The traditional security products companies rely on to protect their data are blind to employee usage of ChatGPT. Before blocking ChatGPT, JP Morgan reportedly couldn’t determine “how many employees were using the chatbot or for what functions they were using it.” It’s difficult for security products, like legacy data loss prevention platforms to monitor usage of ChatGPT and protect data going to it for two reasons:

Copy/paste out of a file or app — When workers input company data into ChatGPT, they don’t upload a file but rather copy and paste content into their web browser. Many security products are designed around protecting files (which are tagged confidential) from being uploaded but once content is copied out of the file they are unable to keep track of it.
Confidential data contains no recognizable pattern — Company data going to ChatGPT often doesn’t contain a recognizable pattern that security tools look for, like a credit card number or Social Security number. Without knowing more about its context, security tools today can’t tell the difference between someone inputting the cafeteria menu and the company’s M&A plans.

Despite some companies blocking ChatGPT, its use in the workplace is growing rapidly

Cyberhaven Labs analyzed ChatGPT usage for 1.6 million workers at companies across industries that use the Cyberhaven product. Since ChatGPT launched publicly, 10.8% of knowledge workers have tried using it at least once in the workplace and 8.6% have pasted data into it. Despite a growing number of companies outright blocking access to ChatGPT, usage continues to increase. On May 31, our product detected a record 7,999 attempts to paste corporate data into ChatGPT per 100,000 employees, defined as “data egress” events in the chart below.

Cyberhaven also tracks data ingress such as employees copying data out of ChatGPT and pasting it elsewhere like a Google Doc, a company email, or their source code editor. Workers copy data out of ChatGPT more than they paste company data into ChatGPT at a nearly 2-to-1 ratio. This makes sense because in addition to asking ChatGPT to rewrite existing content, you can simply type a prompt such as “draft a blog post about how problematic ChatGPT is from a data security standpoint” and it will write it from scratch. Full disclosure: this post was written the old fashioned way by a human being. 🙂

The average company leaks sensitive data to ChatGPT hundreds of times each week

Since ChatGPT launched, 4.7% of employees have pasted sensitive data into the tool at least one. Sensitive data makes up 11% of what employees paste into ChatGPT, but since usage of ChatGPT is so high and growing exponentially this turns out to be a lot of information. Cyberhaven Labs calculated the number of incidents per 100,000 employees to understand how common they are across companies. You can apply this rate of incidents to the number of employees at any given company to estimate how much data employees are putting into ChatGPT.

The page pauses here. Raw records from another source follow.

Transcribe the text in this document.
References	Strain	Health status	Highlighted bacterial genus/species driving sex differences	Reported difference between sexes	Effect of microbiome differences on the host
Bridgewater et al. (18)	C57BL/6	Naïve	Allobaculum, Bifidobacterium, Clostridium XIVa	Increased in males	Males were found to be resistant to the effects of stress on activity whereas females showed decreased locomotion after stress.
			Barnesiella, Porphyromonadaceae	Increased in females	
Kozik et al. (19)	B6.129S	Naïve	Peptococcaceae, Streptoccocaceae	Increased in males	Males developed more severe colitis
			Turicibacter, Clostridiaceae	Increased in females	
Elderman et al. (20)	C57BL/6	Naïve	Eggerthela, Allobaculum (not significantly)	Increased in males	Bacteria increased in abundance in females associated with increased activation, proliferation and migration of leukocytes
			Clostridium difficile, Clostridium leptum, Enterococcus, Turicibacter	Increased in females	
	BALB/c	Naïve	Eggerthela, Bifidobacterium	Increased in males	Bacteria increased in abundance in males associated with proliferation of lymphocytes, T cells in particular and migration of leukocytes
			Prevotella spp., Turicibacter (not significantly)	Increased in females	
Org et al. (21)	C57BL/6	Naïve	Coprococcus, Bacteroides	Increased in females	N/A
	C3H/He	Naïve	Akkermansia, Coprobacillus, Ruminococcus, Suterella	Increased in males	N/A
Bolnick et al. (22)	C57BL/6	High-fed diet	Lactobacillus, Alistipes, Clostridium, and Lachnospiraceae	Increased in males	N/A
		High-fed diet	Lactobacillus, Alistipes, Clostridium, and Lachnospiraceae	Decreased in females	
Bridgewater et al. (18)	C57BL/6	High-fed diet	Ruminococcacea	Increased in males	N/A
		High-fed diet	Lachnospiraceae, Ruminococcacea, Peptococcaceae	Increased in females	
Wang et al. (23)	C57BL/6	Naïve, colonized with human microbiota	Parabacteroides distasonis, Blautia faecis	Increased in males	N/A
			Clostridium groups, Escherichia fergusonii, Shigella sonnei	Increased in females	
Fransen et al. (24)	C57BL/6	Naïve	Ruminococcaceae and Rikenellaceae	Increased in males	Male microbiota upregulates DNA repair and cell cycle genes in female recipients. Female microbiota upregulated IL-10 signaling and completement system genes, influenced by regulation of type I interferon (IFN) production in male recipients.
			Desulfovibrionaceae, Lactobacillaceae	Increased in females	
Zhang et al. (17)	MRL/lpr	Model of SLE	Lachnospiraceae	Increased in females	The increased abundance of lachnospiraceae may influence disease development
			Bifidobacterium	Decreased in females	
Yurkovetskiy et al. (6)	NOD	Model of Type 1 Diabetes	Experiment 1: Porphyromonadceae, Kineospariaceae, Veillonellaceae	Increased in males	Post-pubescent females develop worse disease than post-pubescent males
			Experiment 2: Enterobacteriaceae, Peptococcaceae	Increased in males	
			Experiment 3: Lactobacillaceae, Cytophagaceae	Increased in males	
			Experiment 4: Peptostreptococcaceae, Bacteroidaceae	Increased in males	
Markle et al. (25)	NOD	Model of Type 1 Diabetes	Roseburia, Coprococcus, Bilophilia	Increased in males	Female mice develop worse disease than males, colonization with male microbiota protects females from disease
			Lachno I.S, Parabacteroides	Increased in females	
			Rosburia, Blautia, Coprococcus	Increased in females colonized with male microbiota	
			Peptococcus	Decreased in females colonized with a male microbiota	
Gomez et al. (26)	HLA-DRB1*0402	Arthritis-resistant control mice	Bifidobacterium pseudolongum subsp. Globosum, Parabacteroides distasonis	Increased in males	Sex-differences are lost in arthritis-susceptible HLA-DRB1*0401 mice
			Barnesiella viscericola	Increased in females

Between the week of February 26 and the week of April 9, the number of incidents per 100,000 employees where confidential data went to ChatGPT increased by 60.4%. The most common types of confidential data leaking to ChatGPT are sensitive/internal only data (319 incidents per week per 100,000 employees), source code (278) and client data (260). During this time period source code eclipsed client data as the second most common type of sensitive data going to ChatGPT.

A few bad apples?

At the average company, just 0.9% of employees are responsible for 80% of egress events — incidents of pasting company data into the site. The number is still relatively small, but any one of the egress events we found could be considered an insider threat, responsible for exposing a critical piece of company data. There are many legitimate uses of ChatGPT in the workplace, and companies that navigate ways to leverage it to improve productivity without risking their sensitive data are poised to benefit.